Primary data deduplication in storage products
Data deduplication on mainstream supplier primary storage is mostly a feature on midrange NAS storage products and is often single instance storage.
Here is a rundown of what is available and the approaches to primary deduplication taken by array suppliers.
Dell's PowerVault series of NAS devices use Windows Storage Server's single instance storage capability to deduplicate primary data. Operating at file level, the post-process technology scans storage volumes for duplicated files. When the service finds a duplicate, it copies it into a central folder and replaces the duplicate with a link to the central copy.
EMC's deduplication is post-process single instance storage that operates on flash drives as well as spinning media. It runs on all midrange VNX unified storage platform devices except the entry level VNX5100. The process compresses a file, gives it a hash value, then compares it to existing files. If a match is found, one is deleted.
HP, like Dell, offers single instance storage via Windows Storage Server on its Proliant NAS storage servers.
IBM offers block-level, post-process deduplication as a no-cost option for its N-series midrange NAS systems. It works using a 4K data block hashing algorithm to filter out potential duplicates, then performs a byte-by-byte comparison to guarantee a perfect match before the duplicate block is deleted.
NetApp's FAS series of filers uses post-process, block-level deduplication that can be invoked automatically or scheduled through the command line interface or via the company's management GUI. It works by storing the hash signatures of each 4K block in a database, detecting identical signatures, then comparing that pair of blocks byte-by-byte. If identical, the duplicate is deleted and a change log entry is created.
Start-ups build in primary deduplication
In contrast to the mainstream suppliers primary, deduplication is seen as an opportunity by storage start-ups and is usually sub-file deduplication rather than single instance storage.
Analyst Greg Schulz of StorageIO said: “Start-ups generally have the advantage with clean sheet approaches, in that they don’t have the backwards compatibility or installed base to be concerned about.”
Data deduplication has been incorporated by start-ups into new architectures that use it explicitly for primary data use cases.
Tegile and Nimble, for example, sell appliances that contain mixed flash and spinning disk drives. They use data deduplication to store the bulk of lesser used data in a deduplicated state on cost-effective Sata drives and rehydrate it when it is moved to fast flash storage as hot data. This approach allows such suppliers to claim big savings in disk capacity use.

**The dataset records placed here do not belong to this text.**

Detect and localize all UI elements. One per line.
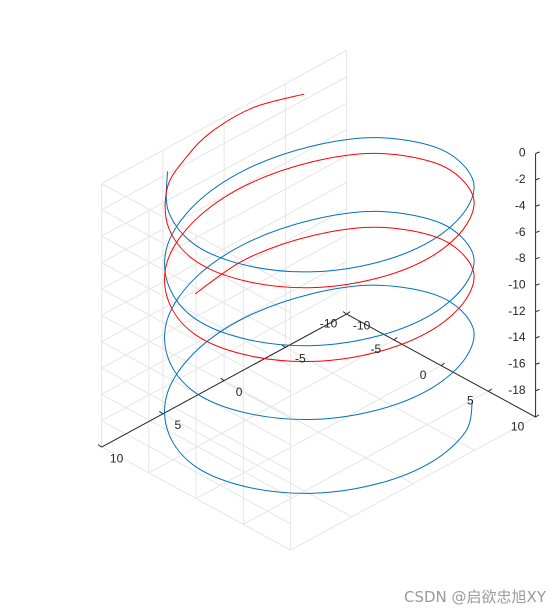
y-tick-mark xyxy=(393,336,398,341)
gridline xyxy=(101,287,347,422)
y-tick-mark xyxy=(346,311,351,315)
gridline xyxy=(101,260,347,395)
back-gridlines xyxy=(101,50,536,551)
y-tick-label: 10 xyxy=(511,419,525,433)
x-tick-mark xyxy=(159,410,164,415)
gridline xyxy=(101,393,291,498)
gridline xyxy=(101,314,291,419)
gridline xyxy=(101,288,291,393)
z-tick-label: -10 xyxy=(508,277,526,291)
z-tick-mark xyxy=(535,256,540,260)
gridline xyxy=(101,102,347,237)
gridline xyxy=(101,50,347,184)
z-tick-mark xyxy=(535,309,540,313)
x-tick-label: -5 xyxy=(295,352,306,366)
gridline xyxy=(101,235,291,340)
gridline xyxy=(101,155,347,290)
z-tick-label: -12 xyxy=(508,304,526,318)
z-tick-mark xyxy=(535,283,540,286)
z-tick-mark xyxy=(535,336,540,339)
series-1-line xyxy=(164,137,475,494)
gridline xyxy=(101,76,347,211)
x-tick-mark xyxy=(281,344,286,348)
gridline xyxy=(101,183,291,287)
y-tick-mark xyxy=(535,414,540,418)
z-tick-mark xyxy=(535,151,540,154)
x-tick-label: -10 xyxy=(353,318,371,332)
x-tick-mark xyxy=(220,377,225,382)
watermark-text: CSDN @启欲忠旭XY xyxy=(404,588,546,606)
z-tick-label: -16 xyxy=(508,357,526,371)
x-tick-label: 0 xyxy=(236,385,243,399)
y-tick-label: 5 xyxy=(467,394,474,408)
z-tick-mark xyxy=(535,177,540,181)
gridline xyxy=(101,262,291,367)
gridline xyxy=(148,339,395,474)
z-tick-label: -8 xyxy=(515,251,526,265)
gridline xyxy=(101,420,291,525)
x-axis-line xyxy=(346,313,536,418)
gridline xyxy=(101,367,291,472)
series-2-line xyxy=(164,93,475,363)
y-tick-label: -5 xyxy=(371,342,382,356)
z-tick-mark xyxy=(535,362,540,365)
gridline xyxy=(101,234,347,369)
x-tick-mark xyxy=(342,311,347,315)
z-tick-mark xyxy=(535,388,540,392)
z-tick-label: -18 xyxy=(508,383,526,397)
gridline xyxy=(101,181,347,316)
y-tick-label: -10 xyxy=(320,316,338,330)
z-tick-label: -6 xyxy=(515,225,526,239)
z-tick-label: -2 xyxy=(515,172,526,186)
x-tick-label: 5 xyxy=(175,418,182,432)
z-tick-mark xyxy=(535,204,540,207)
y-tick-mark xyxy=(488,388,493,392)
gridline xyxy=(290,416,536,551)
y-tick-mark xyxy=(440,362,445,367)
gridline xyxy=(243,390,489,525)
gridline xyxy=(101,129,347,264)
z-tick-mark xyxy=(535,230,540,234)
x-tick-label: 10 xyxy=(110,451,124,465)
z-tick-label: -4 xyxy=(515,198,526,212)
y-tick-label: 0 xyxy=(420,368,427,382)
z-tick-label: -14 xyxy=(508,330,526,344)
axis-ticks: 0-2-4-6-8-10-12-14-16-18-10-50510-10-505… xyxy=(97,146,540,465)
z-tick-label: 0 xyxy=(519,146,526,160)
gridline xyxy=(195,365,442,500)
x-tick-mark xyxy=(97,444,102,448)
plot-series xyxy=(164,93,475,494)
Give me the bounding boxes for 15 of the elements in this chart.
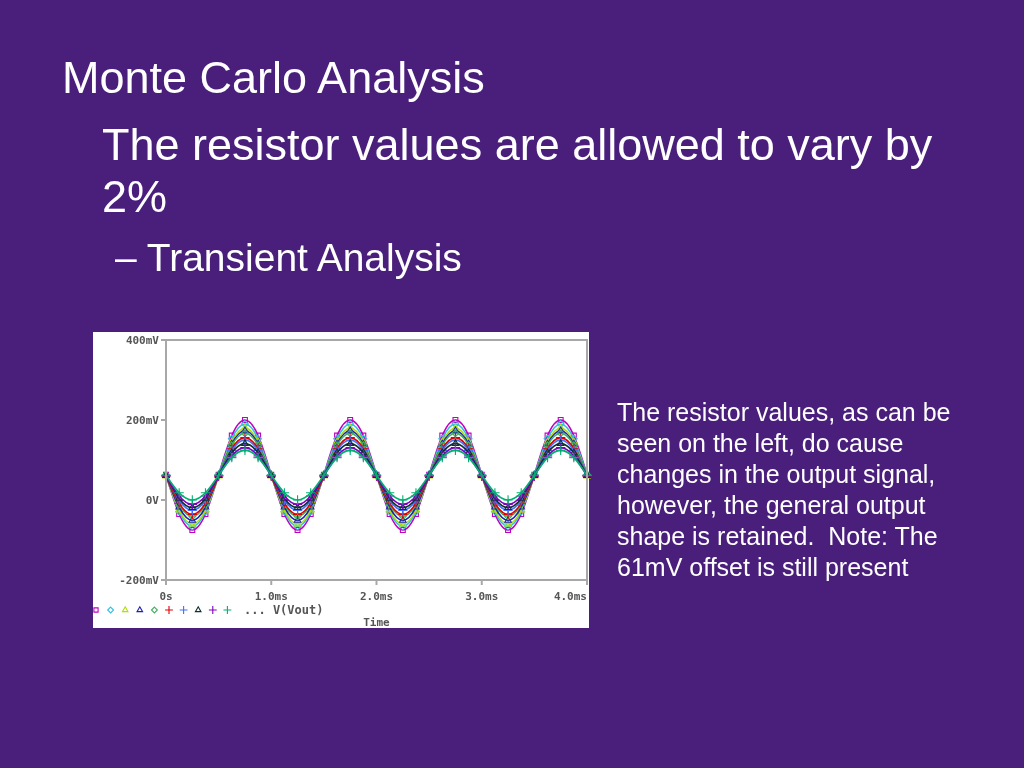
chart-title: Monte Carlo Analysis	[62, 52, 485, 103]
x-tick-label: 1.0ms	[254, 590, 288, 603]
x-axis-title: Time	[363, 616, 391, 629]
x-tick-label: 3.0ms	[465, 590, 499, 603]
legend-title: ... V(Vout)	[244, 603, 324, 617]
y-tick-label: 200mV	[125, 413, 160, 427]
y-tick-label: -200mV	[119, 573, 160, 587]
text: – Transient Analysis	[115, 236, 462, 279]
x-tick-label: 4.0ms	[553, 590, 587, 603]
x-tick-label: 2.0ms	[359, 590, 394, 603]
y-tick-label: 0V	[145, 493, 160, 507]
x-tick-label: 0s	[159, 590, 173, 603]
chart-subtitle: The resistor values are allowed to vary by 2%	[102, 119, 933, 222]
y-tick-label: 400mV	[125, 333, 160, 347]
text: The resistor values, as can be seen on the left, do cause changes in the output signal, however, the general output shape is retained. Note: The 61mV offset is still present	[617, 398, 951, 581]
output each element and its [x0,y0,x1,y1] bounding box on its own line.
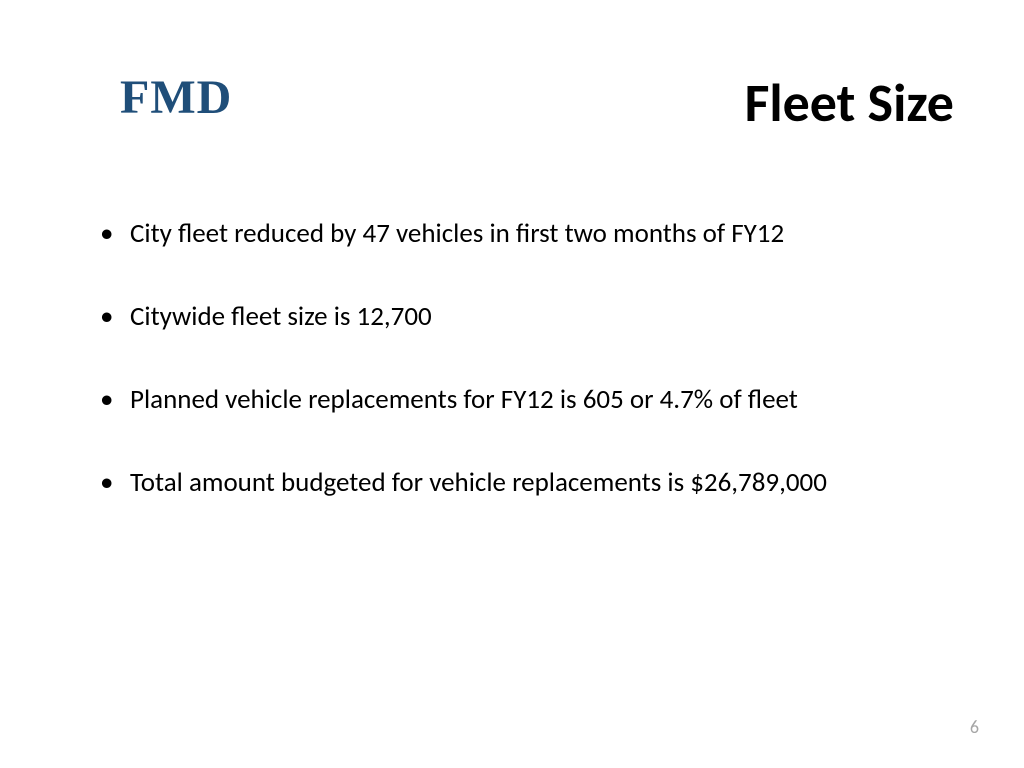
slide-header: FMD Fleet Size [0,0,1024,136]
logo-text: FMD [120,70,232,125]
slide-title: Fleet Size [745,70,954,136]
slide-content: City fleet reduced by 47 vehicles in fir… [0,136,1024,500]
bullet-item: Total amount budgeted for vehicle replac… [100,465,964,500]
bullet-item: Planned vehicle replacements for FY12 is… [100,382,964,417]
bullet-item: City fleet reduced by 47 vehicles in fir… [100,216,964,251]
page-number: 6 [970,716,979,738]
bullet-list: City fleet reduced by 47 vehicles in fir… [100,216,964,500]
bullet-item: Citywide fleet size is 12,700 [100,299,964,334]
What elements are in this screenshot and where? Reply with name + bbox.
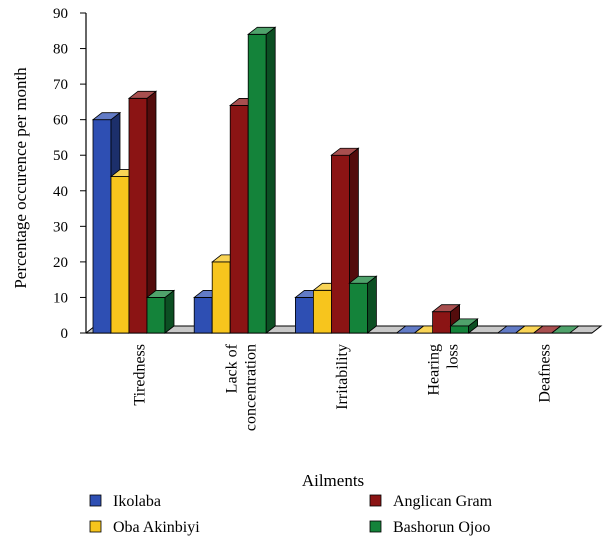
legend-label: Ikolaba [113, 493, 161, 510]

Meanwhile, FreeNAS and Nexenta's open source storage operating systems are built on ZFS and use its inline, block-level, hash signature-based data deduplication, with the option to additionally verify matching blocks.
NexGen uses a different approach to deduplication. It uses metadata, not hashing, to locate duplicate data, then deduplicates only when resources become available. This approach is more capacity-efficient, according to the company.
Pure flash array suppliers are also implementing deduplication. Nimbus, for example, reduces capacity usage with inline deduplication allied to thin provisioning. SolidFire and Pure Storage offer similar benefits but add compression.